The availability of synthetic antigens permitted a systematic elucidation of the molecular basis of antigenicity, as well as of other phenomena, and to establish the genetic control of immune response and its link to the major histocompatibility region of the species. Moreover, it allowed a conceptual approach to production of vaccines made up of synthetic fragments of relevant virus antigens. This was first demonstrated with a bacteriophage, MS-2, that can be efficiently inactivated with antibodies obtained with an immunogen in which a synthetic peptide corresponding to a sequence of 20 amino acid residues within its coat protein was covalently linked to a polymeric synthetic carrier.
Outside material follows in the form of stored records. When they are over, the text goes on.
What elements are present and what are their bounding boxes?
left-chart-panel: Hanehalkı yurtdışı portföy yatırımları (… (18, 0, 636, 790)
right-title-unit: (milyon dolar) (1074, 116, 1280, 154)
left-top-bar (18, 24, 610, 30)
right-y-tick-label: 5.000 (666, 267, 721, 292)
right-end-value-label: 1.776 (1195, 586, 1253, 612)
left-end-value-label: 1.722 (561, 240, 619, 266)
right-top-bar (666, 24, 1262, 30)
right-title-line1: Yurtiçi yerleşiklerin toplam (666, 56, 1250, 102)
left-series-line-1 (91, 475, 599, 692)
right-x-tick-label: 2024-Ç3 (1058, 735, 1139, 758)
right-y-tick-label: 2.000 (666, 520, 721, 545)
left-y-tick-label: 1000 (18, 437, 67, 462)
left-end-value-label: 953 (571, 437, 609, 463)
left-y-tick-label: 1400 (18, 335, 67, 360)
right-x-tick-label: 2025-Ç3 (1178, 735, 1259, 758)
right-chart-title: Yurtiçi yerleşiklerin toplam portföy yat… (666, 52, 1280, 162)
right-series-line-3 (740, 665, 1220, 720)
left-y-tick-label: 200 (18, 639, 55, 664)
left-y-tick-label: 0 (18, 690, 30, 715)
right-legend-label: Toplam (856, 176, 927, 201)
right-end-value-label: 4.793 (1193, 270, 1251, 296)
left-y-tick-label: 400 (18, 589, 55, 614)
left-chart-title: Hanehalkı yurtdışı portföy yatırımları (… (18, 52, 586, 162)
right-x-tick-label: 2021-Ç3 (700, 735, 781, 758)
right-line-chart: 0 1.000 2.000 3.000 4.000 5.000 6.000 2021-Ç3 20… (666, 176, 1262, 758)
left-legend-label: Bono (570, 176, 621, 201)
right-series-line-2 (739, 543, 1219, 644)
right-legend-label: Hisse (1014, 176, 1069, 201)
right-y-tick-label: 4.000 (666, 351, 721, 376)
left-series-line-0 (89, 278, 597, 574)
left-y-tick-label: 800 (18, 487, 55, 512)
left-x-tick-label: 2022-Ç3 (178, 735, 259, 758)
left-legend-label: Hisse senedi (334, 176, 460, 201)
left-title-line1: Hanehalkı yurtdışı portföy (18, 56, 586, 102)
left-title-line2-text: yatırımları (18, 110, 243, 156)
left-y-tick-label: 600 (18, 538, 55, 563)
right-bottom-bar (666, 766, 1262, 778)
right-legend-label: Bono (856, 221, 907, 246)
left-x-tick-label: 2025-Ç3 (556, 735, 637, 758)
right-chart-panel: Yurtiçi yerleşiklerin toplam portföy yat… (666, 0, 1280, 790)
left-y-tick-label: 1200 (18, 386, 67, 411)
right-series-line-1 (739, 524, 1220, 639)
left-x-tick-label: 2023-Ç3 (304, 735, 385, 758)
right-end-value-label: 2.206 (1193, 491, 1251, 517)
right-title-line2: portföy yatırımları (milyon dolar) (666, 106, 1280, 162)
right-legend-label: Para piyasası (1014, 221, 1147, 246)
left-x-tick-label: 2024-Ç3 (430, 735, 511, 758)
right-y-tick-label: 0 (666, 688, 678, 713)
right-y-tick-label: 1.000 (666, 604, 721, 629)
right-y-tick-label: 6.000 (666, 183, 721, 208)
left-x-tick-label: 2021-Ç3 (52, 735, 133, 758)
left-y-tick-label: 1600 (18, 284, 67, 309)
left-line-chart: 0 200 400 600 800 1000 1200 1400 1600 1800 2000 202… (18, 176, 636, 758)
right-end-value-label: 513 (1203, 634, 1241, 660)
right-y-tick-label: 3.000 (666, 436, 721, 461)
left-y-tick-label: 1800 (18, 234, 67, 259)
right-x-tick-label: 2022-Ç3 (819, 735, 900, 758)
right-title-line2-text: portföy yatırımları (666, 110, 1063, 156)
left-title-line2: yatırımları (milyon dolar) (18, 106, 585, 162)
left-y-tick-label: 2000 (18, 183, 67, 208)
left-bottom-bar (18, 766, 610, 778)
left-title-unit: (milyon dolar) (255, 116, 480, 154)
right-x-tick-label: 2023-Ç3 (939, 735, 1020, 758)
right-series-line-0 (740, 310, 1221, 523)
When the synthetic adjuvant N-acetyl-muramyl-L-alanyl-D-isoglutamine (MDP) was chemically linked to the same molecule, the resulting immunogen was effective in aqueous solution. This approach has now been used for diphtheria: a synthetic peptide from the A-chain of the toxin, covalently attached together with MDP to the synthetic carrier multichain poly(DL-alanine) induced antibodies cross-reactive with the diphtheria toxin as well as protection against the dermonecrotic activity of the toxin. A similar approach has been described also by R. Arnon and her colleagues in our laboratory for influenza virus, making use of a peptide with sequence 91–108 of the hemagglutinin of type A H3N2 strains attached to tetanus toxoid. The results indicated that the conjugate led to partial protection against A/Texas mouse-adapted influenza virus.